Penembakan Relawan Prabowo-Gibran di Sampang, 23 Orang Diperiksa

© mili.id

Ilustrasi.

Surabaya - Ditreskrimum Polda Jatim hingga kini terus melakukan pengembangan untuk mengungkap tuntas kasus penembakan di Banyuates, Sampang, Madura, yang korbannya adalah Muarah, tokoh masyarakat yang juga relawan Prabowo-Gibran.

Salah satu upaya itu yakni melakukan pemeriksaan maraton terhadap puluhan saksi, setelah kemarin hanya 13 orang yang diperiksa.

"Untuk perkembangan pemeriksaan saksi, kemarin kami update 13, sampai sekarang ini penyidik sudah melakukan pemeriksaan terhadap 23 orang saksi. Di antaranya saksi di TKP yang mengetahui kejadian waktu itu, kemudian saksi korban. Selanjutnya saksi penangkap, dan ada juga saksi pemilik CCTV," jelas Kabid Humas Polda Jatim, Kombes Pol Dirmanto kepada mili.id, Kamis (4/1/2024).

Dirmanto menyebut, CCTV yang diamankan ada lima, dan hingga kini masih dilakukan pendalaman oleh Bidang Labfor Polda Jatim.

"Saya harap dan mohon doanya, minggu depan hari Rabu atau Kamis sudah terungkap semua. Insya Allah memang sudah terungkap semua, dan akan kami sampaikan secara detail. Apa motif daripada pelaku melakukan tindakan itu. Termasuk peran dari pelaku yang sekarang masih dalam pengejaran," katanya.

Dalam kasus ini, Polda Jatim mengingatkan bahwa kasus tersebut tidak ada kaitannya dengan politik maupun soal Pilpres.

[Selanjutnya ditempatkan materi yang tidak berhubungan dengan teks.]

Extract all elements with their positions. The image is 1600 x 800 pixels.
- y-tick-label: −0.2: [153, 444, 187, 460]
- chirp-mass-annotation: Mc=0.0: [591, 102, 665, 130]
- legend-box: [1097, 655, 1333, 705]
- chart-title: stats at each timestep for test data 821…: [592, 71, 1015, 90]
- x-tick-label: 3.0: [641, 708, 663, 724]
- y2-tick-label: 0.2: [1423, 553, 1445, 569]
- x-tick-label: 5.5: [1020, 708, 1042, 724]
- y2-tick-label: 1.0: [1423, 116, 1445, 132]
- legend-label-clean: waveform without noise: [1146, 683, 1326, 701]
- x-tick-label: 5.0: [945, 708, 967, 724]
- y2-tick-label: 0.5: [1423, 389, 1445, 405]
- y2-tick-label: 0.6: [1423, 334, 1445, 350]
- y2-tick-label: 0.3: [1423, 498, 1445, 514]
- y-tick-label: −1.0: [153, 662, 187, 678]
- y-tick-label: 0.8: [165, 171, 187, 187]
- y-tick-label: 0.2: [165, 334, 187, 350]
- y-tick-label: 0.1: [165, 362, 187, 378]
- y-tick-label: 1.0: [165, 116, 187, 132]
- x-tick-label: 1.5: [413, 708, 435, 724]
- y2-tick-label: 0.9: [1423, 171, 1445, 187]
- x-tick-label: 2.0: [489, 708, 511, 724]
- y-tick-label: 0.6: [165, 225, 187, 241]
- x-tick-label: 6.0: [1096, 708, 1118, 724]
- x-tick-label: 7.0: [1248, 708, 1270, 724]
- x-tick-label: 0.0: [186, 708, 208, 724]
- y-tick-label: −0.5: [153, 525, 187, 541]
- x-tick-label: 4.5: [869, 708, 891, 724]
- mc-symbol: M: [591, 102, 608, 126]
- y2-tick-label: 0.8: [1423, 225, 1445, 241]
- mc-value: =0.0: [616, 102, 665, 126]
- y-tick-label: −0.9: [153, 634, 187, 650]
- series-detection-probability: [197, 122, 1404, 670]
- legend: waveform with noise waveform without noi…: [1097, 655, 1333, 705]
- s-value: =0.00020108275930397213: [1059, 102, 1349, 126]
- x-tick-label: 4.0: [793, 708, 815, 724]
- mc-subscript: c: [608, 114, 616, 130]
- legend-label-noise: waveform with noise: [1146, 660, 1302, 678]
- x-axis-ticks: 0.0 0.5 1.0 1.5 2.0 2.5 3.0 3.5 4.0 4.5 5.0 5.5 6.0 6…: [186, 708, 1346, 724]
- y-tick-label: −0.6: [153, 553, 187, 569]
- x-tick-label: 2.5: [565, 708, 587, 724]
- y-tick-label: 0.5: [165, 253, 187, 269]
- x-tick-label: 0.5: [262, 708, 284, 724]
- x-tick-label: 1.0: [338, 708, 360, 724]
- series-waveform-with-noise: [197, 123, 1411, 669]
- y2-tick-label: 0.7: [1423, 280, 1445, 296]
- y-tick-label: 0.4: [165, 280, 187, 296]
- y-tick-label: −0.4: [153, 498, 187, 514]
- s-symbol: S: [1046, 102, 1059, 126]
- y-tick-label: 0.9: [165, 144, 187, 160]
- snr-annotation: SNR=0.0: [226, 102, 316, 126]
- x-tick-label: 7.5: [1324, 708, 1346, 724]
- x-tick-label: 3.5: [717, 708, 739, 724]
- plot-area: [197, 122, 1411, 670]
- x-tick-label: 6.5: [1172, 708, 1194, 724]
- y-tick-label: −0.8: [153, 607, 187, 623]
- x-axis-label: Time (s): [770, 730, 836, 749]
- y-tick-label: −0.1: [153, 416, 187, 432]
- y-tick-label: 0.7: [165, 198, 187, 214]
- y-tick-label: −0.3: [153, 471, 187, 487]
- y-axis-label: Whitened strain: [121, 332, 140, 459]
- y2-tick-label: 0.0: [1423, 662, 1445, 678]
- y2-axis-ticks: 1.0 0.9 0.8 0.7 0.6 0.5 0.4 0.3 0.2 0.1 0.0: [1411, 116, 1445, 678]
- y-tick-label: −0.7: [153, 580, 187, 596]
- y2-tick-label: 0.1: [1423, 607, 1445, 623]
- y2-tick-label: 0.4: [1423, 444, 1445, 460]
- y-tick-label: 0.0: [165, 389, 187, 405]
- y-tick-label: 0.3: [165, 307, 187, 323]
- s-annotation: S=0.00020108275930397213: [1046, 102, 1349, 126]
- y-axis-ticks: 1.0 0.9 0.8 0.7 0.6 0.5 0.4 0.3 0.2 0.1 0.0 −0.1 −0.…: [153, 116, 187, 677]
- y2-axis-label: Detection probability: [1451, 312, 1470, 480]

"Saya tidak henti-hentinya mengingatkan, dari saksi itu belum ditemukan atau tidak ada kaitannya dengan politik. Sekali lagi tidak ada kaitannya dengan politik," tegas Dirmanto.

Menurut Dirmanto, pistol yang digunakan pelaku penembakan terhadap Muarah, tokoh masyarakat yang juga relawan Prabowo-Gibran, itu jenis Revolver SNW kaliber 38.

"Sesuai hasil labfor, kemarin sudah kami mintakan data ya, bahwa peluru yang ditemukan, itu ada kaliber 38, sehingga kemungkinan senjata digunakan itu adalah jenisnya Revolver SNW," pungkasnya.